Hace algunos años —no muchos, por cierto, poco más de 20—, a un proceso de negociación similar se le descalificó fácilmente con un término despectivo que se inventó en el mundo de la política y el columnismo periodístico: la concertacesión. Nadie fue capaz de explicar que sí, que en política se trata de eso precisamente: de ceder para concertar o de concertar mediante la cesión. Parece que tampoco ahora el presidente Peña Nieto y el dirigente perredista Jesús Zambrano sintieron la necesidad de explicar que no se está legislando desde el Pacto por México y que sus acuerdos no tratan de sustituir la acción del Legislativo ante expresiones de diputados y senadores de sus partidos políticos, quienes se creen rebasados.

Es probable que sí, pero es la realidad de la política moderna. Antes de 1988, en México, todas las leyes, desde las reformas constitucionales hasta la más ínfima norma, provenían directamente del Presidente de la República, en el ejercicio de su facultad exclusiva de mover cualquier hoja del árbol de la política nacional. Por años, la actividad de proponer, debatir, discutir, luchar en el Congreso, fue exclusiva de la oposición al priato, primero de los legisladores del PAN y después compartida por los que llegaron por la izquierda (PSUM, PMT, PRT, PMS y luego PRD). En el Diario de los Debates de la Cámara de Diputados están inscritos discursos con iniciativas, propuestas, oposiciones, argumentos, razones, críticas, también aceptaciones de quienes creían en la democracia; en ese mismo diario están consignados los votos de quienes popularmente se les llamaba “levantadedos”, por aprobar todo lo que provenía del Ejecutivo; “disciplina de partido”, respondían ellos. A muchos otros los oí decir: “ganamos el debate, perdimos la votación”.

Sé que hay muchos hechos memorables en la vida del Congreso mexicano. Hoy, ante el Pacto por México, recuerdo dos: El 1 de septiembre de 1982 el presidente José López Portillo estatizó el sistema bancario nacional; los diputados y senadores priistas se levantaron de sus curules, aplaudieron, gritaron vivas y la euforia los invadió. Fue el día de “¡Ya nos saquearon; no nos volverán a saquear!”. Meses después, una veintena o treintena de esos mismos diputados se refugiaron en los baños del Palacio Legislativo para evitar votar en favor de la reforma que envió el nuevo presidente de la República, Miguel de la Madrid, para devolver 34% de la banca a la iniciativa privada. Todos, por supuesto, siguieron en el PRI.

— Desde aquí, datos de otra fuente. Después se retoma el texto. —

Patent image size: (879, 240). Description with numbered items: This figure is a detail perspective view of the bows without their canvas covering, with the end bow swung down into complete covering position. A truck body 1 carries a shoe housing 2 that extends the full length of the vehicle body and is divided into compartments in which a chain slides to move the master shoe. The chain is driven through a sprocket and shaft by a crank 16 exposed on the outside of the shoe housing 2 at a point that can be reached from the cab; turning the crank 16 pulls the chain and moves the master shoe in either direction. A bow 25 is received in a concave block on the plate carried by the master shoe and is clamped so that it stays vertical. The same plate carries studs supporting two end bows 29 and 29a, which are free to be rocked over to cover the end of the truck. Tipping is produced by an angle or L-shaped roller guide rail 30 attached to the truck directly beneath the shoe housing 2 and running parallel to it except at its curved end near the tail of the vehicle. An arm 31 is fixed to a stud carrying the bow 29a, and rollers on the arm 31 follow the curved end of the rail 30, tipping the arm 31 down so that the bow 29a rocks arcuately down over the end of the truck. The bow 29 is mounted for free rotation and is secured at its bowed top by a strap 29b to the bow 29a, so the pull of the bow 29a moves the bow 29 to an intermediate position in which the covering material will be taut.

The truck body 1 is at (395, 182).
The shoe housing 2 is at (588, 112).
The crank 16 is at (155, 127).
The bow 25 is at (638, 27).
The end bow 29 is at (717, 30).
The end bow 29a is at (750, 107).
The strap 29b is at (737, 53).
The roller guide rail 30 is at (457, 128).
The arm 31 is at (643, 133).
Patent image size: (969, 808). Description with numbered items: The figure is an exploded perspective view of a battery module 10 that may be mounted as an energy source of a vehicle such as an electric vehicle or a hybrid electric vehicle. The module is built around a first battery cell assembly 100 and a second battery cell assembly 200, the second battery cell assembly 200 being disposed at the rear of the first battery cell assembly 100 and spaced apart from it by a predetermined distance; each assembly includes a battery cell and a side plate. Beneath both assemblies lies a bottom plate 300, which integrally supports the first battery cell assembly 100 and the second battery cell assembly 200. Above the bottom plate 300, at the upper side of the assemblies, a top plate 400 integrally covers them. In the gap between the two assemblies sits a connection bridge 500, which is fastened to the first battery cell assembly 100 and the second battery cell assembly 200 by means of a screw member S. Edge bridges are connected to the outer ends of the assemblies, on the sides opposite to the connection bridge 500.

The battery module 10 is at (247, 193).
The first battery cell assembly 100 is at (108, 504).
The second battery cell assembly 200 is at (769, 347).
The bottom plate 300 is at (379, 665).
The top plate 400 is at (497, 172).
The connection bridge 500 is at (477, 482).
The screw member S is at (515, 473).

La otra es la sesión en la que se aprobó el entonces llamado Código Federal de Instituciones y Procedimientos Electorales (Cofipe), cuya negociación y votación literalmente partió en dos a la fracción del PAN en la Cámara de Diputados. El coordinador de esa fracción era Abel Vicencio Tovar, quien además encabezaba a los apoyadores a ese nuevo código. Enfrentó la rebelión interna con negociación interna. Los panistas opositores le dijeron que subirían a la tribuna para exponer su rechazo. Vicencio Tovar les dijo que no, que él era el coordinador de todos y como tal tenía la obligación de explicar las dos posturas de los diputados de su partido. Una gran lección de democracia parlamentaria, poco ponderada en su momento y ahora casi olvidada. Tiempo después, algunos de los inconformes abandonaron a su partido por la simple razón de que ya no coincidían con él. Esto también es parte de la democracia.

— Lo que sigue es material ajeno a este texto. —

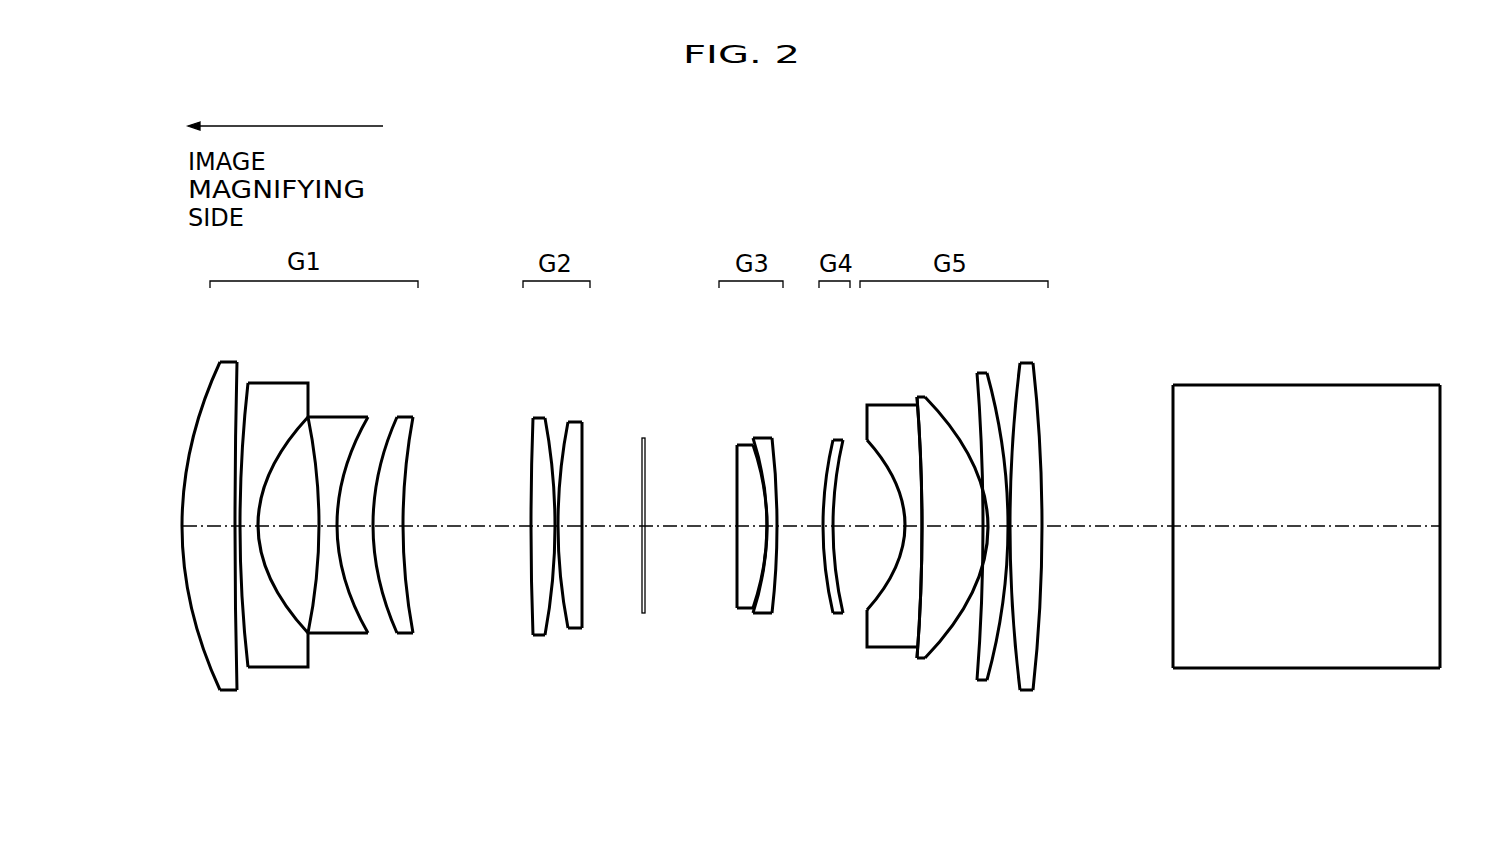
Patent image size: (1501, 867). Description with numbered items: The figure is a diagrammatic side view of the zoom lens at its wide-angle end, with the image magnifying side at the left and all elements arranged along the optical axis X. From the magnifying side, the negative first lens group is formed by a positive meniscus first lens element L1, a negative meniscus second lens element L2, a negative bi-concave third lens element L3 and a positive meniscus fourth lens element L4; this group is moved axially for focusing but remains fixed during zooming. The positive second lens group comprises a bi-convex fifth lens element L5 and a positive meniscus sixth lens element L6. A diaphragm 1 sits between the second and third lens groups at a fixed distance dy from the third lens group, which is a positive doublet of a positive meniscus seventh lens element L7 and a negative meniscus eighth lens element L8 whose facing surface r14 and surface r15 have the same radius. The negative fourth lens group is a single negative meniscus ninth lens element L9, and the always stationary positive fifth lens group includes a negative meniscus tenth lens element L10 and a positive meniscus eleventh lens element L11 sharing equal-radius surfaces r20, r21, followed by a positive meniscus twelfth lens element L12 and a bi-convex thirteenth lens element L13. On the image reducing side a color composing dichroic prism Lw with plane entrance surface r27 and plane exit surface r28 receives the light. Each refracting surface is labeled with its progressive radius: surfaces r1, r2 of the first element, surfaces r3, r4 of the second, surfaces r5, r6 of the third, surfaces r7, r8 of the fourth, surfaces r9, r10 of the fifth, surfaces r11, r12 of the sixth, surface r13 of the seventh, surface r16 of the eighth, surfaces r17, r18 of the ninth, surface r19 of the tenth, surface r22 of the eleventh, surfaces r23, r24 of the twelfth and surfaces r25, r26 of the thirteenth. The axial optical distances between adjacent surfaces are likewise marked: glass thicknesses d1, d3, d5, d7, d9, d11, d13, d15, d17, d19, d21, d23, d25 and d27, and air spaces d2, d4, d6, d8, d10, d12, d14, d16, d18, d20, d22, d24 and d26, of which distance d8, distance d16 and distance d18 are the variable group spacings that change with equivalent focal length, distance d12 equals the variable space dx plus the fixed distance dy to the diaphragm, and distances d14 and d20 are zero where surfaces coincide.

Es cierto que México necesita reformas urgentes. Es cierto que el Pacto por México está probando ser un mecanismo eficaz para conseguirlas. Que así sea. Sin embargo, es necesario e indispensable para la democracia mexicana que los legisladores de todos los partidos no se conviertan en los nuevos “levantadedos” para aprobar los acuerdos cupulares, sino que éstos sirvan para el debate, la negociación y la votación plurales, como ocurre en las democracias.